The DEA, of course, won't have the resources to arrest all the pot growers, sellers, and users in California, or even a substantial portion of them. But that does not mean it can conscript state law enforcement agencies to do its dirty work.
In January, when Los Angeles Times editorialists were making the same argument about state pot legalization that Bensinger et al. are raising now, Drug Policy Alliance attorney Tamar Todd set them straight."
"The legal argument sounds superficially plausible, especially since the Supreme Court, based on a ridiculously broad reading of the Commerce Clause, has upheld national marijuana prohibition, even as applied to purely intrastate cultivation and possession of the drug by patients who are permitted to use it under state law. But it is one thing to say that the federal government may arrest patients for growing or possessing medical marijuana. It is quite another to say that the U.S. Constitution requires every state to arrest those patients too, which is what these former narcs in chief are claiming.

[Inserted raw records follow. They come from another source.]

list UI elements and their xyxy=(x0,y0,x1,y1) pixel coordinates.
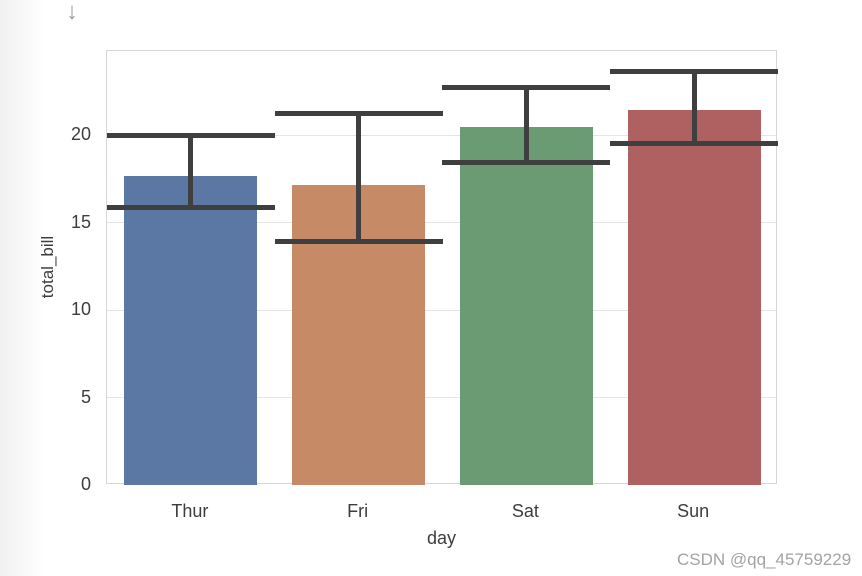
gridline-y-5 xyxy=(107,397,776,398)
ytick-label-0: 0 xyxy=(80,474,91,494)
errorbar-cap-low-sat xyxy=(442,159,611,165)
errorbar-cap-low-thur xyxy=(106,205,275,211)
gridline-y-15 xyxy=(107,222,776,223)
errorbar-cap-low-sun xyxy=(610,141,779,147)
bar-sat xyxy=(459,127,593,485)
errorbar-line-sat xyxy=(523,87,529,163)
bar-thur xyxy=(124,175,258,485)
x-axis-label: day xyxy=(426,528,457,548)
errorbar-cap-high-thur xyxy=(106,133,275,139)
xtick-label-fri: Fri xyxy=(347,501,369,521)
ytick-label-5: 5 xyxy=(80,386,91,407)
xtick-label-sat: Sat xyxy=(511,501,539,521)
errorbar-line-sun xyxy=(691,71,697,144)
ytick-label-15: 15 xyxy=(70,211,91,232)
errorbar-cap-low-fri xyxy=(274,239,443,245)
xtick-label-sun: Sun xyxy=(677,501,710,521)
gridline-y-10 xyxy=(107,309,776,311)
ytick-label-10: 10 xyxy=(70,299,91,319)
ytick-label-20: 20 xyxy=(70,124,91,144)
errorbar-line-fri xyxy=(356,113,362,242)
plot-area xyxy=(106,50,779,485)
errorbar-cap-high-fri xyxy=(274,110,443,116)
gridline-y-20 xyxy=(107,134,776,136)
watermark-text: CSDN @qq_45759229 xyxy=(677,550,852,569)
y-axis-label: total_bill xyxy=(38,235,57,299)
down-arrow-icon: ↓ xyxy=(66,0,78,25)
errorbar-cap-high-sat xyxy=(442,85,611,91)
bar-sun xyxy=(627,110,761,485)
xtick-label-thur: Thur xyxy=(171,501,209,521)
errorbar-cap-high-sun xyxy=(610,68,779,74)
errorbar-line-thur xyxy=(188,135,194,208)
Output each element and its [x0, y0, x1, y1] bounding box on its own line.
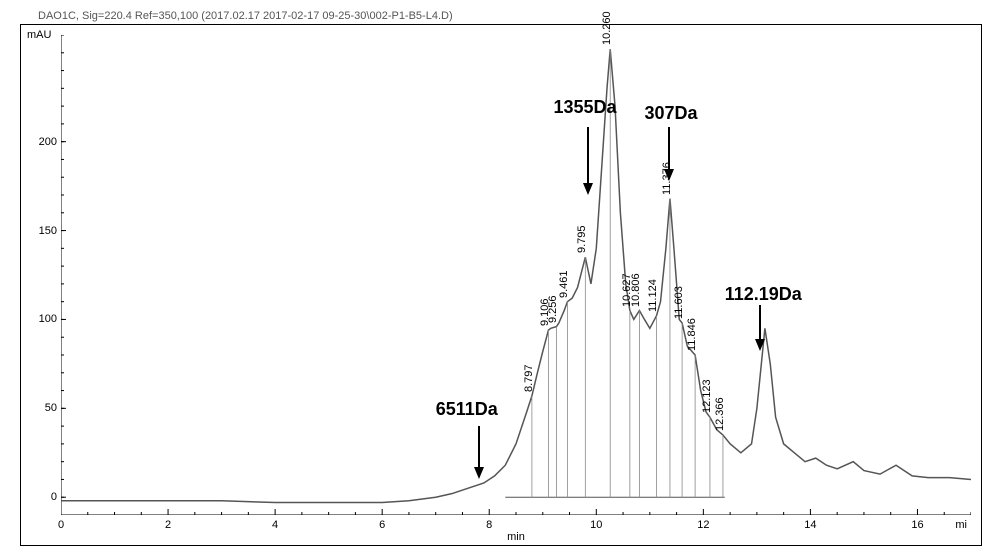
- y-tick-label: 50: [45, 402, 57, 414]
- x-axis: min mi 0 2 4 6 8 10 12 14 16: [61, 515, 971, 545]
- chromatogram-chart: mAU 050100150200 8.7979.1069.2569.4619.7…: [20, 24, 982, 546]
- y-axis: 0 50 100 150 200: [21, 25, 61, 515]
- x-tick-label: 10: [590, 519, 602, 531]
- mass-annotation: 6511Da: [436, 399, 498, 420]
- peak-label: 10.806: [630, 273, 642, 307]
- arrow-shaft: [668, 127, 670, 170]
- x-axis-unit: min: [507, 531, 525, 543]
- arrow-down-icon: [755, 339, 765, 351]
- peak-label: 9.795: [576, 226, 588, 254]
- mass-annotation: 112.19Da: [725, 284, 802, 305]
- y-tick-label: 200: [39, 136, 57, 148]
- mass-annotation: 1355Da: [553, 97, 616, 118]
- peak-label: 10.260: [601, 12, 613, 46]
- arrow-down-icon: [583, 183, 593, 195]
- peak-label: 11.603: [673, 286, 685, 319]
- peak-label: 12.366: [714, 397, 726, 431]
- x-axis-unit-right: mi: [955, 519, 967, 531]
- x-tick-label: 16: [911, 519, 923, 531]
- arrow-shaft: [759, 305, 761, 341]
- peak-label: 9.461: [558, 270, 570, 298]
- arrow-down-icon: [474, 467, 484, 479]
- x-tick-label: 0: [58, 519, 64, 531]
- mass-annotation: 307Da: [644, 103, 697, 124]
- peak-label: 12.123: [701, 380, 713, 414]
- arrow-down-icon: [664, 169, 674, 181]
- x-tick-label: 14: [804, 519, 816, 531]
- arrow-shaft: [478, 426, 480, 469]
- x-tick-label: 2: [165, 519, 171, 531]
- chromatogram-svg: [61, 35, 971, 515]
- x-tick-label: 8: [486, 519, 492, 531]
- arrow-shaft: [587, 127, 589, 185]
- x-tick-label: 4: [272, 519, 278, 531]
- peak-label: 11.846: [686, 318, 698, 351]
- peak-label: 9.256: [547, 295, 559, 323]
- peak-label: 8.797: [523, 364, 535, 392]
- y-tick-label: 0: [51, 491, 57, 503]
- x-tick-label: 6: [379, 519, 385, 531]
- y-tick-label: 100: [39, 313, 57, 325]
- peak-label: 11.124: [647, 279, 659, 312]
- chart-header: DAO1C, Sig=220.4 Ref=350,100 (2017.02.17…: [10, 10, 990, 22]
- x-tick-label: 12: [697, 519, 709, 531]
- plot-area: 8.7979.1069.2569.4619.79510.26010.62710.…: [61, 35, 971, 515]
- y-tick-label: 150: [39, 225, 57, 237]
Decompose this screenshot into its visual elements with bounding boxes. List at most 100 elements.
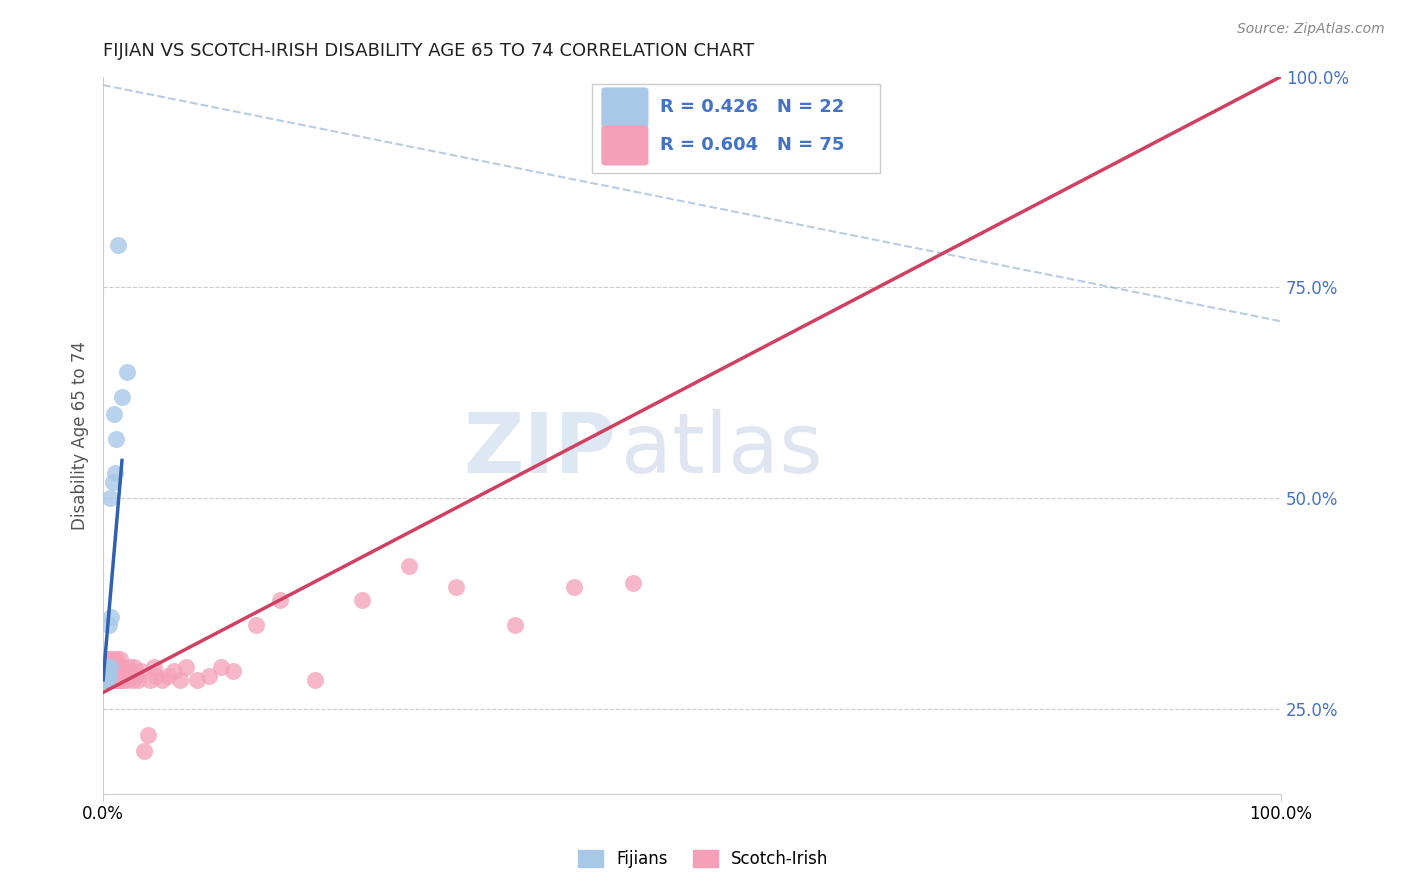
Point <box>98 668 121 682</box>
Point <box>100 673 122 687</box>
Point <box>105 660 128 674</box>
Point <box>156 668 179 682</box>
Point <box>97 660 120 674</box>
Point <box>94 673 117 687</box>
Point <box>93 673 115 687</box>
Point <box>142 660 165 674</box>
Y-axis label: Disability Age 65 to 74: Disability Age 65 to 74 <box>72 341 89 530</box>
Point <box>245 618 267 632</box>
Text: atlas: atlas <box>621 409 823 490</box>
Point <box>104 466 127 480</box>
Point <box>114 665 136 679</box>
Point <box>105 433 128 447</box>
Text: Source: ZipAtlas.com: Source: ZipAtlas.com <box>1237 22 1385 37</box>
Point <box>269 592 291 607</box>
Point <box>446 580 468 594</box>
Point <box>163 665 186 679</box>
Point <box>111 390 134 404</box>
Point <box>174 660 197 674</box>
Point <box>98 673 121 687</box>
Text: ZIP: ZIP <box>463 409 616 490</box>
Point <box>352 592 374 607</box>
Point <box>96 660 118 674</box>
Point <box>97 668 120 682</box>
Point <box>112 673 135 687</box>
Point <box>93 673 115 687</box>
Point <box>186 673 208 687</box>
Point <box>97 660 120 674</box>
Point <box>94 660 117 674</box>
Point <box>101 651 124 665</box>
Point <box>96 673 118 687</box>
Text: R = 0.426   N = 22: R = 0.426 N = 22 <box>661 98 845 117</box>
Point <box>94 668 117 682</box>
Point <box>98 660 121 674</box>
Point <box>105 651 128 665</box>
Point <box>198 668 221 682</box>
Point <box>111 673 134 687</box>
Point <box>108 668 131 682</box>
Point <box>94 673 117 687</box>
FancyBboxPatch shape <box>602 126 648 166</box>
Point <box>150 673 173 687</box>
Point <box>98 665 121 679</box>
Point <box>103 660 125 674</box>
Point <box>104 660 127 674</box>
Point <box>98 660 121 674</box>
Point <box>120 665 142 679</box>
Point <box>100 660 122 674</box>
Point <box>110 660 132 674</box>
Point <box>96 673 118 687</box>
Point <box>98 491 121 506</box>
Point <box>93 673 115 687</box>
Point <box>93 668 115 682</box>
Point <box>94 668 117 682</box>
Point <box>562 580 585 594</box>
Point <box>304 673 326 687</box>
Point <box>98 668 121 682</box>
Point <box>98 673 121 687</box>
Point <box>96 668 118 682</box>
Point <box>115 365 138 379</box>
Point <box>105 673 128 687</box>
Point <box>121 673 143 687</box>
Point <box>101 668 124 682</box>
Point <box>107 238 129 252</box>
Point <box>209 660 232 674</box>
Point <box>100 609 122 624</box>
Point <box>94 660 117 674</box>
Point <box>125 668 148 682</box>
Point <box>110 673 132 687</box>
Point <box>98 618 121 632</box>
Point <box>127 673 149 687</box>
Point <box>122 660 145 674</box>
Point <box>97 668 120 682</box>
Legend: Fijians, Scotch-Irish: Fijians, Scotch-Irish <box>571 843 835 875</box>
Point <box>93 668 115 682</box>
Point <box>101 475 124 489</box>
Point <box>96 651 118 665</box>
Point <box>117 668 139 682</box>
Point <box>129 665 152 679</box>
Point <box>103 407 125 421</box>
Point <box>101 673 124 687</box>
Point <box>621 575 644 590</box>
Point <box>103 673 125 687</box>
Point <box>105 673 128 687</box>
Text: FIJIAN VS SCOTCH-IRISH DISABILITY AGE 65 TO 74 CORRELATION CHART: FIJIAN VS SCOTCH-IRISH DISABILITY AGE 65… <box>103 42 755 60</box>
Point <box>169 673 191 687</box>
Point <box>104 673 127 687</box>
Point <box>93 673 115 687</box>
Point <box>107 673 129 687</box>
Point <box>97 673 120 687</box>
Point <box>398 558 420 573</box>
Point <box>134 744 156 758</box>
Point <box>118 660 141 674</box>
Point <box>94 673 117 687</box>
Point <box>115 673 138 687</box>
Text: R = 0.604   N = 75: R = 0.604 N = 75 <box>661 136 845 154</box>
Point <box>108 651 131 665</box>
Point <box>505 618 527 632</box>
Point <box>98 651 121 665</box>
Point <box>93 673 115 687</box>
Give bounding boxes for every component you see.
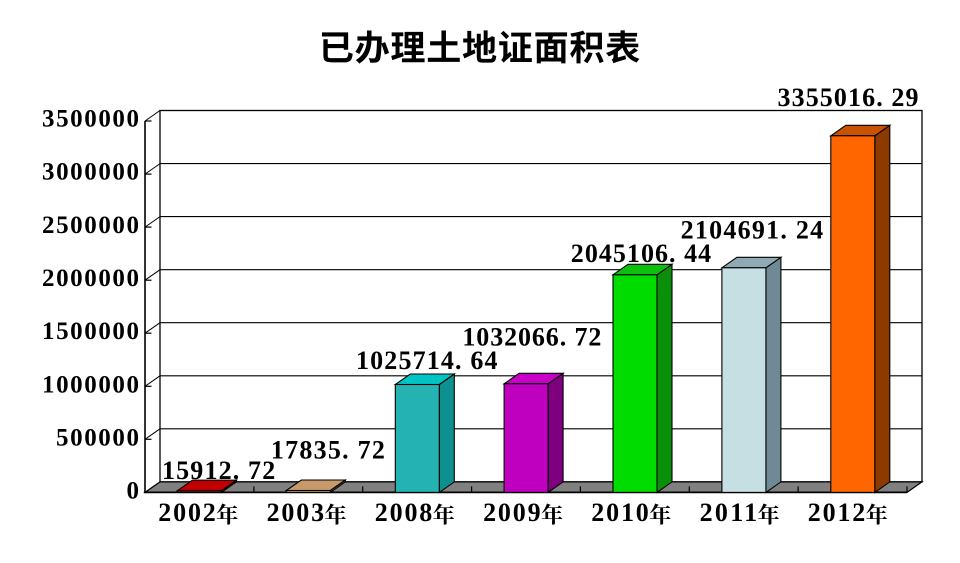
svg-text:2045106. 44: 2045106. 44 [571, 239, 711, 268]
svg-text:17835. 72: 17835. 72 [271, 436, 385, 465]
svg-text:3355016. 29: 3355016. 29 [778, 83, 919, 112]
svg-text:2500000: 2500000 [42, 212, 139, 239]
svg-text:2009: 2009 [483, 498, 540, 527]
svg-text:1032066. 72: 1032066. 72 [462, 322, 601, 351]
svg-text:1000000: 1000000 [42, 371, 139, 398]
svg-text:2012: 2012 [808, 498, 866, 527]
svg-text:2010: 2010 [591, 498, 649, 527]
svg-text:2002: 2002 [158, 498, 216, 527]
svg-text:2008: 2008 [375, 498, 433, 527]
svg-text:3500000: 3500000 [42, 106, 139, 133]
svg-text:2104691. 24: 2104691. 24 [681, 215, 824, 244]
svg-text:3000000: 3000000 [42, 159, 139, 186]
svg-text:2003: 2003 [267, 498, 325, 527]
svg-text:1500000: 1500000 [42, 318, 139, 345]
svg-text:0: 0 [127, 478, 140, 505]
svg-text:2000000: 2000000 [42, 265, 139, 292]
svg-text:15912. 72: 15912. 72 [162, 456, 275, 485]
svg-text:1025714. 64: 1025714. 64 [356, 346, 498, 375]
svg-text:500000: 500000 [56, 425, 139, 452]
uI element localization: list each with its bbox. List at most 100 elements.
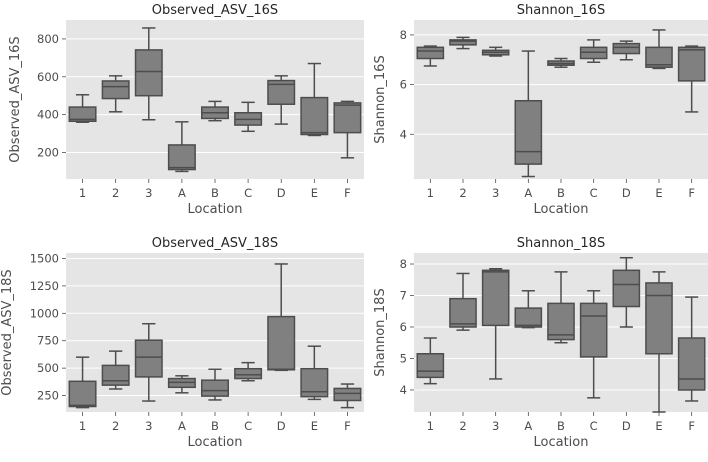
x-tick-label: C — [244, 186, 252, 200]
y-tick-label: 6 — [400, 78, 407, 92]
box-E — [300, 62, 329, 137]
x-tick-label: A — [524, 186, 532, 200]
x-tick-label: F — [344, 419, 351, 433]
box-iqr — [416, 353, 445, 379]
x-tick-label: 3 — [492, 419, 499, 433]
box-iqr — [547, 302, 575, 341]
box-D — [267, 75, 296, 125]
y-tick-label: 1000 — [30, 306, 59, 320]
y-tick-label: 1250 — [30, 279, 59, 293]
x-tick-label: B — [557, 419, 565, 433]
box-F — [677, 45, 706, 113]
x-axis-label: Location — [188, 202, 243, 217]
y-tick-label: 8 — [400, 28, 407, 42]
box-C — [234, 361, 263, 382]
box-B — [201, 100, 229, 122]
box-iqr — [449, 297, 477, 328]
box-iqr — [333, 102, 362, 134]
box-iqr — [68, 380, 97, 408]
chart-panel: 4 5 6 7 8 1 2 3 A B C D E F Shannon_18S Location Shannon… — [373, 236, 708, 450]
box-C — [579, 290, 608, 399]
chart-panel: 4 6 8 1 2 3 A B C D E F Shannon_16S Location Shannon_1… — [373, 3, 708, 217]
chart-title: Shannon_16S — [517, 3, 605, 18]
y-axis-label: Shannon_16S — [373, 55, 388, 143]
box-iqr — [449, 39, 477, 46]
x-tick-label: C — [244, 419, 252, 433]
box-iqr — [201, 379, 229, 397]
y-tick-label: 4 — [400, 383, 407, 397]
box-iqr — [234, 367, 263, 380]
box-F — [677, 296, 706, 402]
x-tick-label: D — [277, 419, 286, 433]
chart-title: Observed_ASV_18S — [152, 236, 278, 251]
y-tick-label: 600 — [37, 70, 59, 84]
box-2 — [449, 272, 477, 331]
box-B — [201, 368, 229, 401]
box-iqr — [677, 46, 706, 82]
box-iqr — [677, 337, 706, 391]
chart-panel: 250 500 750 1000 1250 1500 1 2 3 A B C D E F Observed_A… — [0, 236, 364, 450]
box-iqr — [645, 46, 673, 68]
x-tick-label: D — [622, 419, 631, 433]
box-iqr — [612, 42, 641, 55]
box-B — [547, 57, 575, 68]
y-tick-label: 6 — [400, 320, 407, 334]
y-tick-label: 500 — [37, 361, 59, 375]
x-tick-label: E — [311, 186, 318, 200]
chart-title: Observed_ASV_16S — [152, 3, 278, 18]
box-D — [267, 263, 296, 372]
x-axis-label: Location — [188, 435, 243, 450]
x-tick-label: 3 — [492, 186, 499, 200]
x-tick-label: D — [277, 186, 286, 200]
box-iqr — [167, 144, 196, 171]
x-tick-label: D — [622, 186, 631, 200]
box-A — [514, 50, 543, 178]
box-1 — [416, 45, 445, 67]
box-iqr — [267, 315, 296, 371]
x-tick-label: E — [655, 186, 662, 200]
x-tick-label: C — [590, 186, 598, 200]
y-tick-label: 200 — [37, 146, 59, 160]
x-tick-label: 2 — [112, 419, 119, 433]
x-tick-label: B — [211, 186, 219, 200]
y-axis-label: Observed_ASV_18S — [0, 269, 15, 395]
x-tick-label: C — [590, 419, 598, 433]
box-3 — [134, 27, 163, 121]
box-iqr — [134, 339, 163, 378]
chart-panel: 200 400 600 800 1 2 3 A B C D E F Observed_ASV_16S Loc… — [8, 3, 364, 217]
box-3 — [481, 267, 510, 380]
y-tick-label: 8 — [400, 257, 407, 271]
x-tick-label: 2 — [459, 186, 466, 200]
box-C — [234, 101, 263, 133]
box-iqr — [267, 79, 296, 105]
box-1 — [68, 356, 97, 409]
box-E — [645, 29, 673, 70]
y-tick-label: 750 — [37, 334, 59, 348]
y-tick-label: 7 — [400, 289, 407, 303]
x-tick-label: A — [178, 419, 186, 433]
box-F — [333, 383, 362, 409]
box-2 — [101, 75, 130, 113]
x-tick-label: E — [311, 419, 318, 433]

A system that required states to ape every aspect of federal law, permitting what Congress permits, prohibiting what it prohibits, and applying criminal sanctions accordingly, would obliterate the last vestiges of federalism. Commandeering state and local officials to enforce a ban on a product that Congress deems unacceptable, something that did not happen even during alcohol prohibition, which unlike marijuana prohibition was constitutionally authorized, cannot possibly be reconciled with the 10th Amendment: "The powers not delegated to the United States by the Constitution, nor prohibited by it to the States, are reserved to the States respectively, or to the people."
As for the claim that no one will pay taxes on marijuana because growing and selling it will still be a federal crime, it has already been proven false. California collects something like $100 million in sales tax revenue from medical marijuana dispensaries every year, even though the drug is still prohibited for all purposes by the CSA."